2017 Review

2018 is upon us and we are very excited for what the New Year will bring. InterSci has had a fantastic first few months, and we are in a great position to keep encouraging scientific collaboration and communication in Edinburgh. Let’s take a look at what’s happened so far.

InterSci’s main event is Ask a Scientist. We held 6 of these throughout Autumn at the fantastic Argyle and Cellar bar in Marchmont and they were a brilliant success. These open events aim to provide an informal setting (a pub) for scientists to come and discuss their work or interest in science. Anyone and everyone is welcome and no scientific knowledge required thanks to our no-jargon rule!

A total of 12 scientists spoke at these events on topics including high speed transport (50 minute train to London anyone?), lung diagnostics, art-science collaborations and mental health. (See a more in-depth summary of these below)

We ended each series of Ask a Scientist with an open-ended discussion on a controversial scientific topic: Human Genome Editing (Series 1) and Nuclear Power (Series 2). These events aimed to enable participants to voice and explore opinions about scientific areas relevant to their lives.

Sandwiched in between the two Ask a Scientist series, we had a workshop discussing how scientists could engage the public when discussing research involving animals. A panel discussion, featuring veterinary experts and science communicators, was followed by an opportunity for scientists to practice presenting their use of animals in their research and get feedback from experts and participants.

2017 was a fantastic start for InterSci, and the end of the year brought not only a great Christmas social but good news as we were officially accepted as a EUSA society. Thus, the future looks bright and 2018 will be an exciting year for InterSci, where we aim to be even more inclusive and organise further collaborative events for Edinburgh’s science scene.

 

Read below the summaries of all the talks from our great speakers.

Lysimachos Zografos works in ‘virtual biotech’. He constantly communicates with people from different disciplines and backgrounds, so he relished the opportunity to enhance his interdisciplinary skills.

Being able to translate the value of your idea is a big part of being interdisciplinary.

Alex Raven, is a final year PhD working on improving diagnosis of liver disease and damage. He also challenged the institutional focus on maximising research-paper output in what is described as the “publish or perish” culture that places perverse incentives on researchers.

Publish or perish – we’re the generation to change that attitude.’

Our second event saw James Howie and Miriam Walsh speak about their non-profit organisation, ASCUS, Based in Edinburgh, they deliver various art-science initiatives and workshops, bringing together creativity from both disciplines.

Robin Morten has 16-years’ experience in science communication through numerous roles across academia and industry, all with the common aim of improving communication and outreach between specialists and lay audiences. In his talk, he offered expert advice on how to succeed in the expanding field of science communication.

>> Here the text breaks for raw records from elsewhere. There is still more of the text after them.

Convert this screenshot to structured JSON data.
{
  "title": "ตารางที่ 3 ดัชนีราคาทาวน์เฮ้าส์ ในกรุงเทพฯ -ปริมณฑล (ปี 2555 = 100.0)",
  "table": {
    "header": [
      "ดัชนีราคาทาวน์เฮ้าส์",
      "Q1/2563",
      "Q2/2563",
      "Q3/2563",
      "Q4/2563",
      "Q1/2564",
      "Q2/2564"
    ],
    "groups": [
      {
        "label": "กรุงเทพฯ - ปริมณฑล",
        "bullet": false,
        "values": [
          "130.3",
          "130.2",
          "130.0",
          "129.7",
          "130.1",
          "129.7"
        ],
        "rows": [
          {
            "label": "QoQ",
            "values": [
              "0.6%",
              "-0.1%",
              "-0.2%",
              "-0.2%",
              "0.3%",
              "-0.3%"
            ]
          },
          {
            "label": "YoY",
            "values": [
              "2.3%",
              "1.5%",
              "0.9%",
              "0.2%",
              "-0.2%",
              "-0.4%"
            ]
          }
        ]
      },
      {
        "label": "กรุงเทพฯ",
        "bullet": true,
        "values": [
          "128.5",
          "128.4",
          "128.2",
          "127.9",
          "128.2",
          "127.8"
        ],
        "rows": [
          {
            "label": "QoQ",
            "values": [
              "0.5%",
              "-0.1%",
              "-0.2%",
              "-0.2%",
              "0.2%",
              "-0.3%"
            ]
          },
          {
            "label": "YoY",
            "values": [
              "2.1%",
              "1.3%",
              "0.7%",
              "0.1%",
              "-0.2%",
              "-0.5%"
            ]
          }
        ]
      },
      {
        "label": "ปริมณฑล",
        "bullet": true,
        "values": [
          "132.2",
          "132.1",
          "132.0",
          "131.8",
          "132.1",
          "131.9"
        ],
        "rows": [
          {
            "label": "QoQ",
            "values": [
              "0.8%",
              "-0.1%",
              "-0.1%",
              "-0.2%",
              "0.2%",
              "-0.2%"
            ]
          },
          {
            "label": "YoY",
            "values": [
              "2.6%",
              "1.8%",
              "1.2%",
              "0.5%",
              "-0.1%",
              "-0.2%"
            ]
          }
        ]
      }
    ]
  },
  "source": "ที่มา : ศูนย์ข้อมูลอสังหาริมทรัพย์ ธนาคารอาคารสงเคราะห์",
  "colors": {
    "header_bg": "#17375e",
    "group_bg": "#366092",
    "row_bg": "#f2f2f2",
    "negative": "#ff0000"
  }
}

Sarah Jaekel, a post-doctoral researcher from Germany, gave us insight into her journey to becoming a post-doctoral researcher, and going from a biochemical background into neuroscience.

In November, we hosted a second series of Ask a Scientist events, kicking off with Katerina Gospodinova, a final year PhD student. Katerina spoke of her experience in science and art collaboration and how it can help tackle mental health stigma. Her talk inspired a fascinating discussion on how society perceives mental health.

Adam Anyszewski is a fifth-year Electrical and Mechanical Engineering undergraduate student. Adam has been involved in HYPED for the past two years, a student-led group devoted to developing Hyperloop travel systems. Hyperloop is a new mode of transport with electric “trains” not on tracks but levitating within near-vacuum tubes able to reach speeds of around 670 mph the potential future of high-speed travel. Adam’s talk sparked debate from multiple disciplines.

Thane Campbell is a PhD student in immunology and is part of PROTEUS, an interdisciplinary research project using nanotechnology and fibre optics to light up the lungs and detect disease. Thane is passionate about the journey from lab to start-up venture, highlighting Hackathons and LAUNCH.ed, amongst other groups, in his talk. Following Thane, Panos Giannopoulos, a trained psychiatrist, spoke about his work in neurology and clinical oncology.

Adeel Shafi is passionate about interdisciplinary research and how it helps advance medical care.  His PhD project involves developing “microbubbles” which can be used in the body to improve diagnoses and drug-delivery. Adeel, an advocate for entrepreneurship, is passionate about getting science and technology to the real world solving real world issues.

Katie Ember, an OPTIMA PhD student, works across four departments, combining multiple disciplines in her project. She is developing a way of detecting liver damage using laser light that can be used to check whether a donated liver is healthy enough for transplant. Her engaging talk showed she believes that the classical boundaries of physics, chemistry and biology are outdated and that interdisciplinary science is the way forward.